第132話

《芳川のヴァリエイトが大外強襲!このロスはどうでしょう!?》

《前3頭が広がってますからね、仕方ないけど…》

 園田重賞、楠賞は残り300m、先団3頭が最終コーナーを回っているところで芳川が追いついた。前3頭が広がった分、大外に進路をとるのでさらにロスして、今は2馬身後ろを走る。

「ぬら!芳川が来たべか!」

 門別の北条騎手。何度か門別で乗っている御蔵まきなとは旧知の仲だ。騎乗馬トムソンハーツは2番人気。

「てやんでえ!ここまで来て負けられるか!」

 南関東地区、船橋の里見騎手。1番人気クルリは船橋の古馬混合重賞で南関の強豪相手に3着の実績だ。

「外回した分、疲れたやろ!休んでればええ!」

「嫌ですよ!」

 芳川は応戦し、一番外、セイランの隣にヴァリエイトを付けた。200mちょっとの短い直線、4頭で追い込み合う。

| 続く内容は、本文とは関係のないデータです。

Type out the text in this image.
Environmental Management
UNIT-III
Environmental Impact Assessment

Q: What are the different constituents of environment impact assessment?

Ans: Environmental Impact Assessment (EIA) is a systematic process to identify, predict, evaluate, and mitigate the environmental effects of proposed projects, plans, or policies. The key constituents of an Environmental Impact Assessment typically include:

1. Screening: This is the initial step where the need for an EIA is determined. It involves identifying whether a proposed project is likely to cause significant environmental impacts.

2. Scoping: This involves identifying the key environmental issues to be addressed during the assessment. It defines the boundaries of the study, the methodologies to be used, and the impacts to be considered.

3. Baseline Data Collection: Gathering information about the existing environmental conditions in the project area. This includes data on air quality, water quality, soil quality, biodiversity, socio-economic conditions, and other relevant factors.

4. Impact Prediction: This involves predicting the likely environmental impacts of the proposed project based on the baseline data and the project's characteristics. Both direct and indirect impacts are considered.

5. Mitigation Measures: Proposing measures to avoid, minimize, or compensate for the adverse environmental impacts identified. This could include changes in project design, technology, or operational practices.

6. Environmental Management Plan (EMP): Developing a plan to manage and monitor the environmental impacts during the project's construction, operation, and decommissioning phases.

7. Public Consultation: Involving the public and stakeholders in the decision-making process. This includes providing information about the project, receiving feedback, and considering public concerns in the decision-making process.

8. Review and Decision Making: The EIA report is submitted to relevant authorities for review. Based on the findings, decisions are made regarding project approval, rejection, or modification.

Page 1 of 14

《東西の未来を背負う4頭が競り合う!私、園田関係者としてはこう言いたい!がんばれセイラン!がんばれヴァリエイト!》

 きれいに揃ったハナ先から、1頭がクビ差抜け出した瞬間がゴールだった。


「と言うわけで、勝った。次は、君にも勝つから、首を洗ろうとけよ?」

 芳川はやはり帰りたそうにしているかなめを捕まえ、宣言していた。

「わかりましたよ。多分、明日も来ますから、その時にまたね?」

 明日はまだ決まっていないらしく、わからない。だが、可能性があるなら詰めるつもりだ。5勝まであと3勝、園田だけで稼ぎきりたい。

「ビビッドバレンシアとも、勝負を着けたい。ジュニアチャンピオンで」

 兵庫ジュニアチャンピオンは統一GⅡ、今はJpnⅡなる重賞の格式を持つ。園田、兵庫県競馬のみならず、西日本の地方公営競馬を代表する2歳馬の最強決定戦だ。

「アッパートライ出なきゃだめですよ?そこからジュニアチャンピオンっていうのはタイトですね?」

 アッパートライとは、園田における中央出走資格認定のためのレースだ。ポイント制の園田競馬では、ここを勝たないと重賞挑戦は難しい。大一番に間に合わせるためには間に1週ずつしか休みが取れない、地方でも厳しめなローテーションだ。

「アッパートライは出れば勝てるし、正直、あの馬なら真面目にジュニアチャンピオンも可能性がある」

 兵庫2冠馬セイランでも兵庫ジュニアチャンピオンは3着だが、それを越える馬。芳川は、そう感じていた。

「そんな馬が中央の騎手に渡るなんて、ついてないなあ…」

 また、人馬がお似合いなだけに、奪う気も起きない。羨ましいことだ。

「まあ、そう言われても、次勝てるか、保証も無いですし…」

 かなめは遠慮気味だが、しかし目が笑っていない。